The National Social Security Fund (NSSF) is holding Sh748 million from unidentified contributors, putting a section of workers at risk of missing out on pension pay upon retirement.

The State-run pension scheme was holding the cash in a suspense account as at June 2015, which is in breach of Kenya’s pension rules requiring all schemes to maintain proper records identifying the worker and amount contributed.

“The management should liaise with the respective employers to eliminate and prevent further accumulation of the suspense balance,” said Auditor-General Edward Ouko who issued a qualified opinion on NSSF’s latest books of accounts.

A qualified opinion means there are gaps in book-keeping, hence not providing a true picture of the scheme.

The revised NSSF Act came into force in January 2014 and subjects the public scheme to rules stipulated by the Retirement Benefits Act and the industry regulator.

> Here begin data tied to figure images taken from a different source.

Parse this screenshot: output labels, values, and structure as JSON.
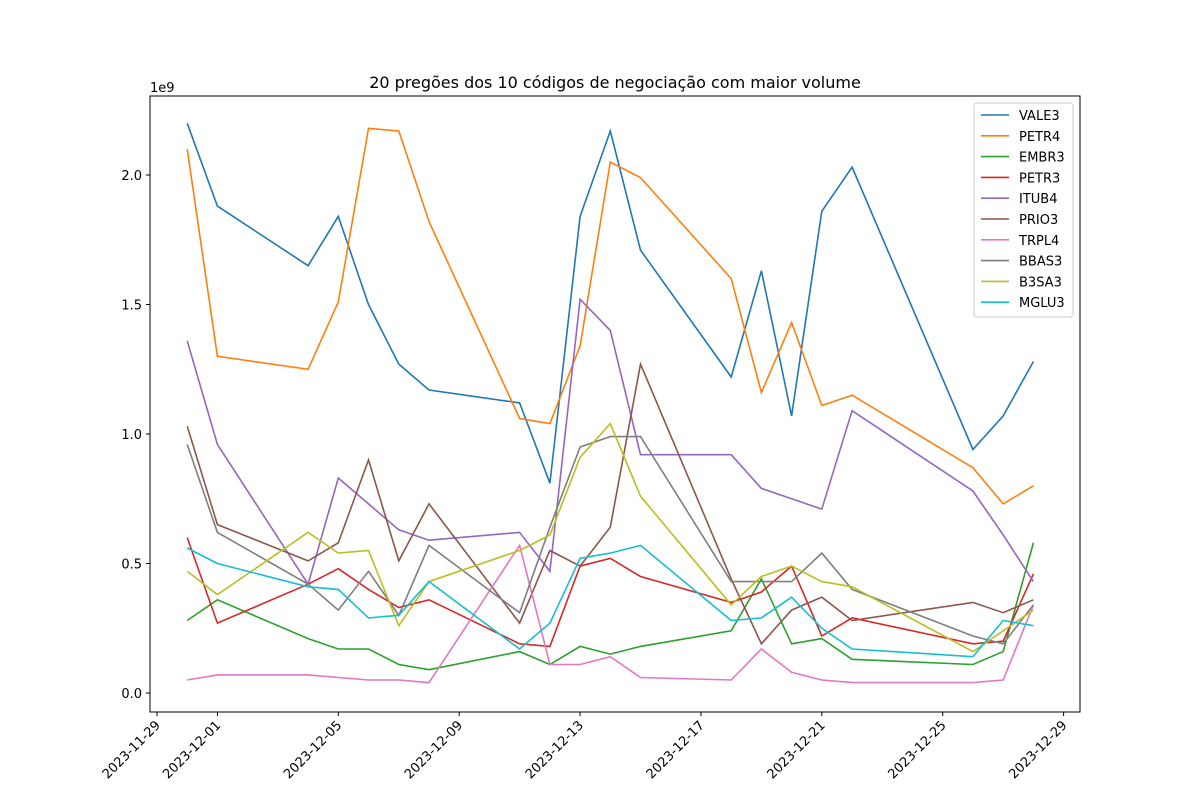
{
  "chart_data": {
    "type": "line",
    "title": "20 pregões dos 10 códigos de negociação com maior volume",
    "xlabel": "",
    "ylabel": "",
    "y_offset_label": "1e9",
    "ylim": [
      -0.07,
      2.3
    ],
    "xlim": [
      "2023-11-28",
      "2023-12-29"
    ],
    "yticks": [
      0.0,
      0.5,
      1.0,
      1.5,
      2.0
    ],
    "ytick_labels": [
      "0.0",
      "0.5",
      "1.0",
      "1.5",
      "2.0"
    ],
    "xticks": [
      "2023-11-29",
      "2023-12-01",
      "2023-12-05",
      "2023-12-09",
      "2023-12-13",
      "2023-12-17",
      "2023-12-21",
      "2023-12-25",
      "2023-12-29"
    ],
    "legend_position": "top-right",
    "grid": false,
    "x": [
      "2023-11-30",
      "2023-12-01",
      "2023-12-04",
      "2023-12-05",
      "2023-12-06",
      "2023-12-07",
      "2023-12-08",
      "2023-12-11",
      "2023-12-12",
      "2023-12-13",
      "2023-12-14",
      "2023-12-15",
      "2023-12-18",
      "2023-12-19",
      "2023-12-20",
      "2023-12-21",
      "2023-12-22",
      "2023-12-26",
      "2023-12-27",
      "2023-12-28"
    ],
    "series": [
      {
        "name": "VALE3",
        "color": "#1f77b4",
        "values": [
          2.2,
          1.88,
          1.65,
          1.84,
          1.5,
          1.27,
          1.17,
          1.12,
          0.81,
          1.84,
          2.17,
          1.71,
          1.22,
          1.63,
          1.07,
          1.86,
          2.03,
          0.94,
          1.07,
          1.28
        ]
      },
      {
        "name": "PETR4",
        "color": "#ff7f0e",
        "values": [
          2.1,
          1.3,
          1.25,
          1.51,
          2.18,
          2.17,
          1.82,
          1.06,
          1.04,
          1.34,
          2.05,
          1.99,
          1.6,
          1.16,
          1.43,
          1.11,
          1.15,
          0.87,
          0.73,
          0.8
        ]
      },
      {
        "name": "EMBR3",
        "color": "#2ca02c",
        "values": [
          0.28,
          0.36,
          0.21,
          0.17,
          0.17,
          0.11,
          0.09,
          0.16,
          0.11,
          0.18,
          0.15,
          0.18,
          0.24,
          0.44,
          0.19,
          0.21,
          0.13,
          0.11,
          0.16,
          0.58
        ]
      },
      {
        "name": "PETR3",
        "color": "#d62728",
        "values": [
          0.6,
          0.27,
          0.42,
          0.48,
          0.4,
          0.33,
          0.36,
          0.19,
          0.18,
          0.49,
          0.52,
          0.45,
          0.35,
          0.39,
          0.49,
          0.22,
          0.29,
          0.19,
          0.2,
          0.46
        ]
      },
      {
        "name": "ITUB4",
        "color": "#9467bd",
        "values": [
          1.36,
          0.96,
          0.42,
          0.83,
          0.73,
          0.63,
          0.59,
          0.62,
          0.47,
          1.52,
          1.4,
          0.92,
          0.92,
          0.79,
          0.75,
          0.71,
          1.09,
          0.78,
          0.61,
          0.43
        ]
      },
      {
        "name": "PRIO3",
        "color": "#8c564b",
        "values": [
          1.03,
          0.65,
          0.51,
          0.58,
          0.9,
          0.51,
          0.73,
          0.27,
          0.55,
          0.49,
          0.64,
          1.27,
          0.44,
          0.19,
          0.32,
          0.37,
          0.28,
          0.35,
          0.31,
          0.36
        ]
      },
      {
        "name": "TRPL4",
        "color": "#e377c2",
        "values": [
          0.05,
          0.07,
          0.07,
          0.06,
          0.05,
          0.05,
          0.04,
          0.57,
          0.11,
          0.11,
          0.14,
          0.06,
          0.05,
          0.17,
          0.08,
          0.05,
          0.04,
          0.04,
          0.05,
          0.34
        ]
      },
      {
        "name": "BBAS3",
        "color": "#7f7f7f",
        "values": [
          0.96,
          0.62,
          0.42,
          0.32,
          0.47,
          0.3,
          0.57,
          0.31,
          0.64,
          0.95,
          0.99,
          0.99,
          0.43,
          0.43,
          0.43,
          0.54,
          0.4,
          0.22,
          0.19,
          0.34
        ]
      },
      {
        "name": "B3SA3",
        "color": "#bcbd22",
        "values": [
          0.47,
          0.38,
          0.62,
          0.54,
          0.55,
          0.26,
          0.43,
          0.55,
          0.61,
          0.91,
          1.04,
          0.76,
          0.34,
          0.45,
          0.49,
          0.43,
          0.41,
          0.16,
          0.24,
          0.32
        ]
      },
      {
        "name": "MGLU3",
        "color": "#17becf",
        "values": [
          0.56,
          0.5,
          0.41,
          0.4,
          0.29,
          0.3,
          0.43,
          0.17,
          0.27,
          0.52,
          0.54,
          0.57,
          0.28,
          0.29,
          0.37,
          0.25,
          0.17,
          0.14,
          0.28,
          0.26
        ]
      }
    ]
  }
}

“A scheme shall cause to be kept records of the account of every member and all transactions in respect of each member shall be duly recorded,” reads Rule 28(2) of the Retirement Benefit Schemes regulations. The mountain of cash comes on top of the Auditor General flagging NSSF for wasteful spending amounting to 3.73 per cent of total assets hence breaching the legal two per cent ceiling.

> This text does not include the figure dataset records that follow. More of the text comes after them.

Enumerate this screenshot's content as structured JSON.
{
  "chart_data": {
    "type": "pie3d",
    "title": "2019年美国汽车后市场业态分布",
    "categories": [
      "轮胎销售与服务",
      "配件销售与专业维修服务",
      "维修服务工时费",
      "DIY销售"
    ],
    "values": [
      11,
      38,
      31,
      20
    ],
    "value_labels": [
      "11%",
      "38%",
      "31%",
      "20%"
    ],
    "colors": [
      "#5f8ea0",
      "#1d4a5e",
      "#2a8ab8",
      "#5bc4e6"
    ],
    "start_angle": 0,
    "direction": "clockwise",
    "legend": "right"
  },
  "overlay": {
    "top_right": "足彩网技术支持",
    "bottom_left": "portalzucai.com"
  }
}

NSSF’s bulging waistline saw returns to pensioners shrink to an all-time low of 3.0 per cent last year from 12.5 per cent of 2014.

READ: NSSF spends half of employees’ contributions on administration

Retirement Benefits Authority chief executive Edward Odundo has ordered NSSF to reconcile its records and avert possible plunder of the cash whose owners remain mysterious.

“We’ve put our foot down. They must look for these people and bring the amount to zero,” said Dr Odundo.

The regulator reckons some of the ghost contributors are casuals or those who temporarily lost their jobs or lack permanent addresses hence their accounts are not updated.

NSSF acting managing trustee Anthony Omerikwa blamed the suspense account on employers who fail to make monthly returns, or make erroneous submissions in terms of names and member number.

“These funds are kept in this suspense account and are accessible to the contributors once their employers/sponsors avail the records,” Mr Omerikwa said in a statement.

He added that the public scheme is banking on technology to eliminate the existence of any funds from unknown workers.

“We have enhanced member registration process whereby member numbers are now auto-generated by the fund’s social security and pension administration system e-platform hence eliminating non-capturing of member numbers in the system,” said Omerikwa.

The volume of cash from faceless contributors to NSSF topped Sh6.5 billion in the period to June 2010 and dropped to Sh5.9 billion as at June 2012.

NSSF’s suspense account held Sh2.4 billion in June 2014, indicating a massive drop to the Sh748 million as at June 2015, the latest financials released.

The new NSSF law converted the hitherto provident fund into a pension scheme and raised monthly fees equally met by workers and employers to a high of Sh18,450 from the current Sh400. The new rates are yet to take effect due to a court case.